Lembah Bada, sebuah permata tersembunyi yang terletak di Kecamatan Lore Selatan, Kabupaten Poso, Sulawesi Tengah, menawarkan perpaduan langka antara keindahan alam yang memukau dan warisan sejarah prasejarah yang penuh misteri.
Berada di dalam kawasan Taman Nasional Lore Lindu, Lembah Bada tidak hanya menyajikan panorama alam yang asri, tetapi juga menjadi rumah bagi puluhan, bahkan ratusan, peninggalan megalitikum yang usianya diperkirakan mencapai ribuan tahun.
Julukan "Negeri Seribu Megalit" sangatlah pantas disematkan kepada wilayah Sulawesi Tengah, dan Lembah Bada adalah salah satu situs utamanya.
Di hamparan padang rumput yang luas, di tengah suasana sejuk dan damai, wisatawan akan disambut oleh arca-arca batu berukuran raksasa dan kalamba (bejana atau lumpang batu) yang tersebar di beberapa desa seperti Gintu, Bewa, dan Kolori.
Benda-benda purbakala ini, dengan bentuknya yang unik dan ukurannya yang masif, menjadi saksi bisu peradaban yang pernah berjaya di masa lampau, memicu rasa takjub dan pertanyaan yang tak berkesudahan. Siapakah pembuatnya? Dan apa tujuan didirikannya patung-patung ini?
Ikon Paling Populer, Patung Palindo
Dari sekian banyak megalit yang ada, patung Palindo adalah yang paling terkenal dan menjadi ikon Lembah Bada. Patung batu setinggi kurang lebih empat meter ini memiliki wajah menonjol, mata bulat, dan posisi agak miring—sehingga dijuluki "Sang Penghibur" oleh masyarakat setempat (Palindo berarti "Penghibur").
Patung ini diyakini merepresentasikan jenis kelamin laki-laki, yang terlihat dari guratan pada batunya. Keberadaannya yang epik di tengah bentangan alam yang indah seringkali membuat pengunjung bertanya-tanya bagaimana teknologi pemahatan batu sebesar itu bisa dilakukan oleh peradaban di masa prasejarah.
Selain Palindo, terdapat juga arca-arca lain seperti Arca Langke Bulawa dan berbagai jenis kalamba. Kalamba sendiri berbentuk tong atau wadah batu besar yang fungsinya beragam, mulai dari tempat penampungan air, mandi, hingga sebagai kuburan batu.
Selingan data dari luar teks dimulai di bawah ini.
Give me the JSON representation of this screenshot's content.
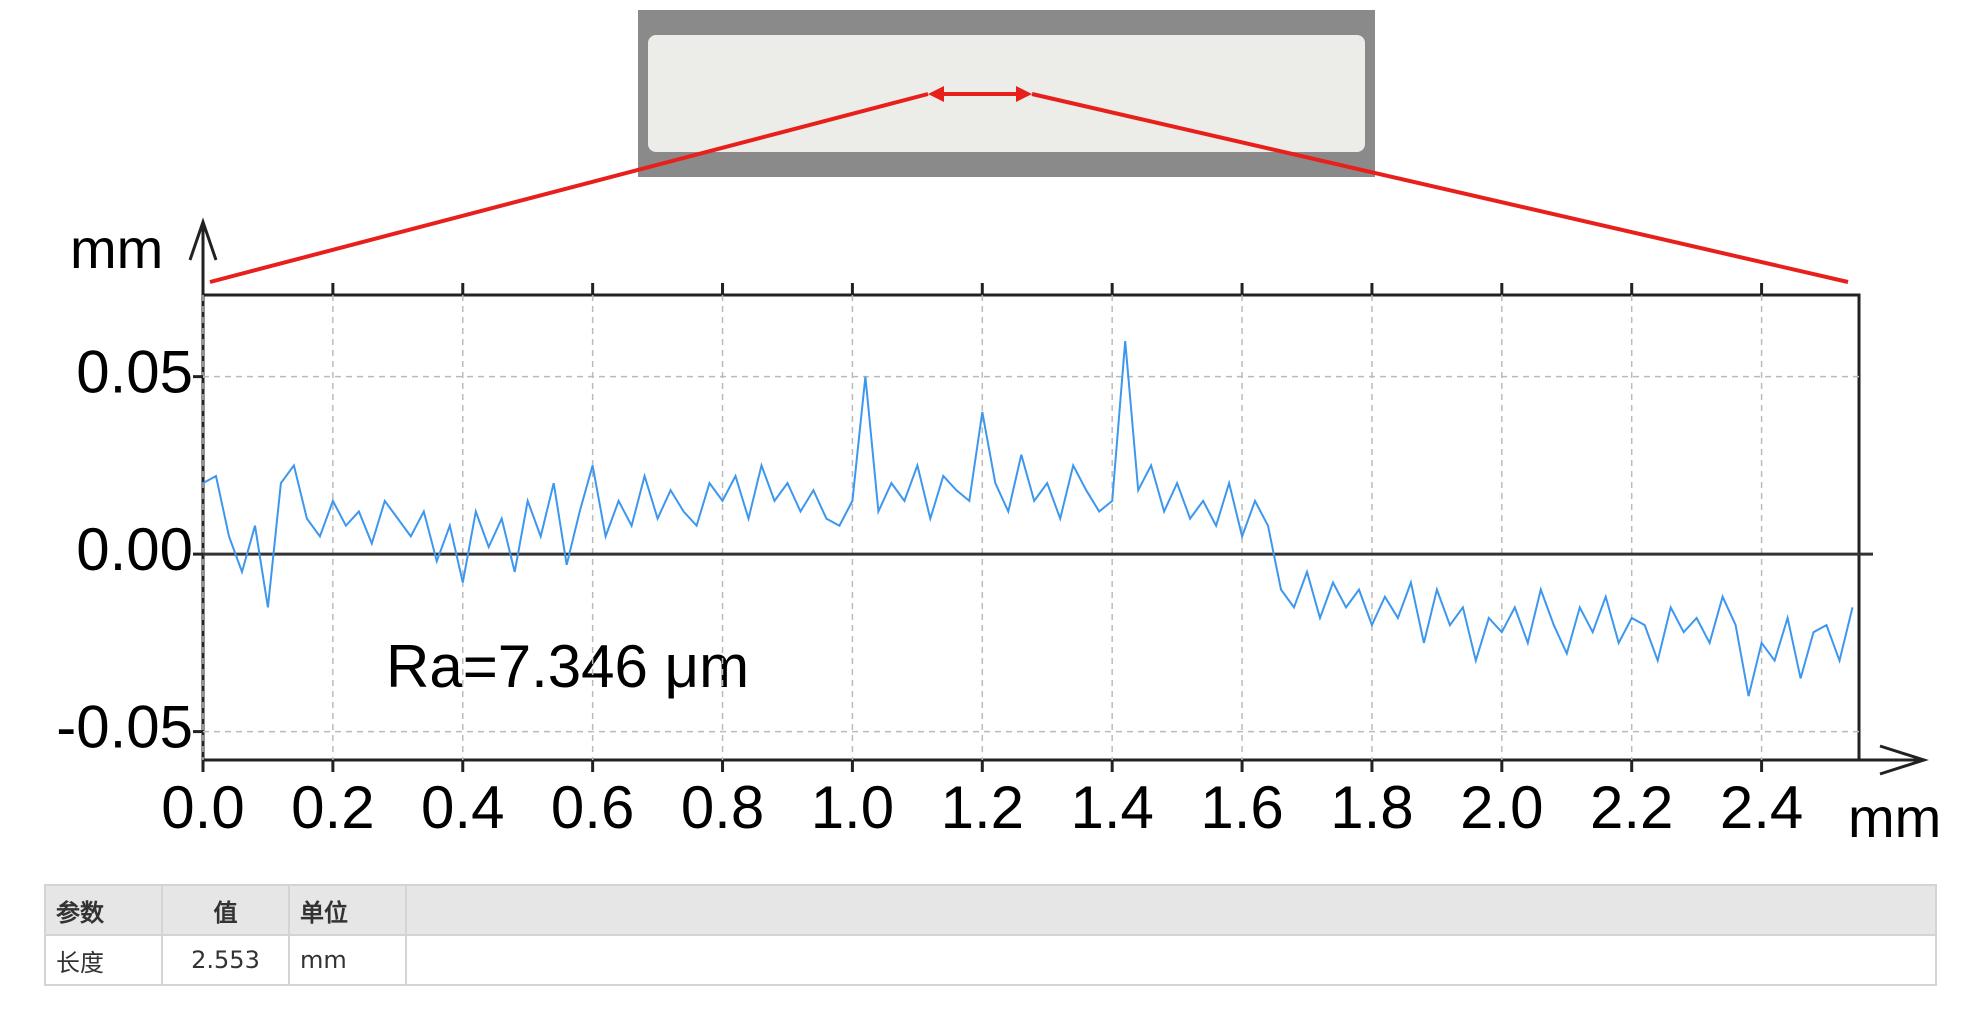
{
  "chart_data": {
    "type": "line",
    "x_label": "mm",
    "y_label": "mm",
    "annotation": "Ra=7.346 μm",
    "x": [
      0.0,
      0.02,
      0.04,
      0.06,
      0.08,
      0.1,
      0.12,
      0.14,
      0.16,
      0.18,
      0.2,
      0.22,
      0.24,
      0.26,
      0.28,
      0.3,
      0.32,
      0.34,
      0.36,
      0.38,
      0.4,
      0.42,
      0.44,
      0.46,
      0.48,
      0.5,
      0.52,
      0.54,
      0.56,
      0.58,
      0.6,
      0.62,
      0.64,
      0.66,
      0.68,
      0.7,
      0.72,
      0.74,
      0.76,
      0.78,
      0.8,
      0.82,
      0.84,
      0.86,
      0.88,
      0.9,
      0.92,
      0.94,
      0.96,
      0.98,
      1.0,
      1.02,
      1.04,
      1.06,
      1.08,
      1.1,
      1.12,
      1.14,
      1.16,
      1.18,
      1.2,
      1.22,
      1.24,
      1.26,
      1.28,
      1.3,
      1.32,
      1.34,
      1.36,
      1.38,
      1.4,
      1.42,
      1.44,
      1.46,
      1.48,
      1.5,
      1.52,
      1.54,
      1.56,
      1.58,
      1.6,
      1.62,
      1.64,
      1.66,
      1.68,
      1.7,
      1.72,
      1.74,
      1.76,
      1.78,
      1.8,
      1.82,
      1.84,
      1.86,
      1.88,
      1.9,
      1.92,
      1.94,
      1.96,
      1.98,
      2.0,
      2.02,
      2.04,
      2.06,
      2.08,
      2.1,
      2.12,
      2.14,
      2.16,
      2.18,
      2.2,
      2.22,
      2.24,
      2.26,
      2.28,
      2.3,
      2.32,
      2.34,
      2.36,
      2.38,
      2.4,
      2.42,
      2.44,
      2.46,
      2.48,
      2.5,
      2.52,
      2.54
    ],
    "values": [
      0.02,
      0.022,
      0.005,
      -0.005,
      0.008,
      -0.015,
      0.02,
      0.025,
      0.01,
      0.005,
      0.015,
      0.008,
      0.012,
      0.003,
      0.015,
      0.01,
      0.005,
      0.012,
      -0.002,
      0.008,
      -0.008,
      0.012,
      0.002,
      0.01,
      -0.005,
      0.015,
      0.005,
      0.02,
      -0.003,
      0.012,
      0.025,
      0.005,
      0.015,
      0.008,
      0.022,
      0.01,
      0.018,
      0.012,
      0.008,
      0.02,
      0.015,
      0.022,
      0.01,
      0.025,
      0.015,
      0.02,
      0.012,
      0.018,
      0.01,
      0.008,
      0.015,
      0.05,
      0.012,
      0.02,
      0.015,
      0.025,
      0.01,
      0.022,
      0.018,
      0.015,
      0.04,
      0.02,
      0.012,
      0.028,
      0.015,
      0.02,
      0.01,
      0.025,
      0.018,
      0.012,
      0.015,
      0.06,
      0.018,
      0.025,
      0.012,
      0.02,
      0.01,
      0.015,
      0.008,
      0.02,
      0.005,
      0.015,
      0.008,
      -0.01,
      -0.015,
      -0.005,
      -0.018,
      -0.008,
      -0.015,
      -0.01,
      -0.02,
      -0.012,
      -0.018,
      -0.008,
      -0.025,
      -0.01,
      -0.02,
      -0.015,
      -0.03,
      -0.018,
      -0.022,
      -0.015,
      -0.025,
      -0.01,
      -0.02,
      -0.028,
      -0.015,
      -0.022,
      -0.012,
      -0.025,
      -0.018,
      -0.02,
      -0.03,
      -0.015,
      -0.022,
      -0.018,
      -0.025,
      -0.012,
      -0.02,
      -0.04,
      -0.025,
      -0.03,
      -0.018,
      -0.035,
      -0.022,
      -0.02,
      -0.03,
      -0.015
    ],
    "color": "#3d97ee",
    "xlim": [
      0,
      2.55
    ],
    "ylim": [
      -0.058,
      0.073
    ],
    "xticks": [
      {
        "value": 0,
        "label": "0.0"
      },
      0.2,
      0.4,
      0.6,
      0.8,
      {
        "value": 1,
        "label": "1.0"
      },
      1.2,
      1.4,
      1.6,
      1.8,
      {
        "value": 2,
        "label": "2.0"
      },
      2.2,
      2.4
    ],
    "yticks": [
      -0.05,
      {
        "value": 0,
        "label": "0.00"
      },
      0.05
    ],
    "grid": true
  },
  "table": {
    "header": [
      "参数",
      "值",
      "单位"
    ],
    "rows": [
      [
        "长度",
        "2.553",
        "mm"
      ]
    ]
  }
}
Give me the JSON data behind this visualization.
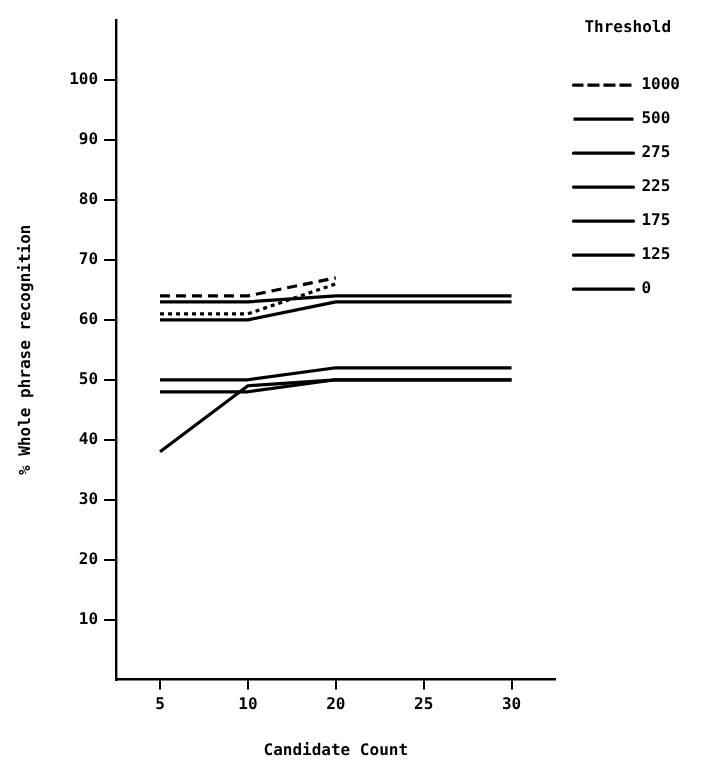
{
  "chart_data": {
    "type": "line",
    "xlabel": "Candidate Count",
    "ylabel": "% Whole phrase recognition",
    "legend_title": "Threshold",
    "categories": [
      "5",
      "10",
      "20",
      "25",
      "30"
    ],
    "series": [
      {
        "name": "1000",
        "color": "#000000",
        "line_style": "dashed",
        "x": [
          "5",
          "10",
          "20"
        ],
        "values": [
          64,
          64,
          67
        ]
      },
      {
        "name": "500",
        "color": "#000000",
        "line_style": "dotted",
        "x": [
          "5",
          "10",
          "20"
        ],
        "values": [
          61,
          61,
          66
        ]
      },
      {
        "name": "275",
        "color": "#000000",
        "line_style": "solid",
        "x": [
          "5",
          "10",
          "20",
          "30"
        ],
        "values": [
          63,
          63,
          64,
          64
        ]
      },
      {
        "name": "225",
        "color": "#000000",
        "line_style": "solid",
        "x": [
          "5",
          "10",
          "20",
          "30"
        ],
        "values": [
          60,
          60,
          63,
          63
        ]
      },
      {
        "name": "175",
        "color": "#000000",
        "line_style": "solid",
        "x": [
          "5",
          "10",
          "20",
          "30"
        ],
        "values": [
          50,
          50,
          52,
          52
        ]
      },
      {
        "name": "125",
        "color": "#000000",
        "line_style": "solid",
        "x": [
          "5",
          "10",
          "20",
          "30"
        ],
        "values": [
          48,
          48,
          50,
          50
        ]
      },
      {
        "name": "0",
        "color": "#000000",
        "line_style": "solid",
        "x": [
          "5",
          "10",
          "20",
          "30"
        ],
        "values": [
          38,
          49,
          50,
          50
        ]
      }
    ],
    "ylim": [
      0,
      110
    ],
    "yticks": [
      10,
      20,
      30,
      40,
      50,
      60,
      70,
      80,
      90,
      100
    ],
    "grid": false,
    "legend": "top right",
    "marker": "none"
  }
}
Meskipun berbagai penelitian telah dilakukan, masih sedikit hal yang diketahui pasti mengenai kapan dan oleh siapa megalit-megalit ini dibuat.
Ada spekulasi yang menyebutkan usianya 1.000 hingga 5.000 tahun, sementara dugaan lain mengaitkannya dengan budaya megalitik di Asia Tenggara sekitar 2.000 tahun lalu.
Misteri inilah yang membuat Lembah Bada semakin menarik, terutama bagi wisatawan yang menyukai arkeologi dan sejarah purbakala.
Pesona Alam dan Budaya Lokal
Perjalanan menuju Lembah Bada berjarak sekitar 3—4 jam dari Kota Tentena (setelah melalui Palu). Memang membutuhkan stamina dan persiapan kendaraan yang baik, mengingat kondisi jalan yang terkadang kurang mulus. Namun, semua lelah akan terbayar lunas setibanya di sana.
Pengunjung akan disuguhi hamparan savana, udara sejuk, dan keramahan penduduk lokal yang mayoritas adalah suku Lore, yang hidup sederhana dan sebagian besar bermata pencaharian sebagai petani.
Selain situs megalit, Lembah Bada juga mempertahankan tradisi pembuatan ranta—kain yang terbuat dari kulit kayu pohon nunu, bea, dan malo
Tradisi ini sudah ada sejak masa prasejarah dan dulunya digunakan sebagai pakaian sehari-hari, menambah dimensi budaya yang kaya pada kunjungan wisata.
Lembah Bada adalah destinasi wajib bagi mereka yang ingin merasakan sensasi berwisata purbakala sambil menikmati keindahan alam Taman Nasional Lore Lindu.
Pemandangan epik, kisah peradaban kuno, dan masyarakat yang ramah menjadikan Lembah Bada sebagai pengalaman perjalanan yang tak terlupakan, sekaligus harapan agar situs ini terus terjaga dan diakui sebagai warisan dunia.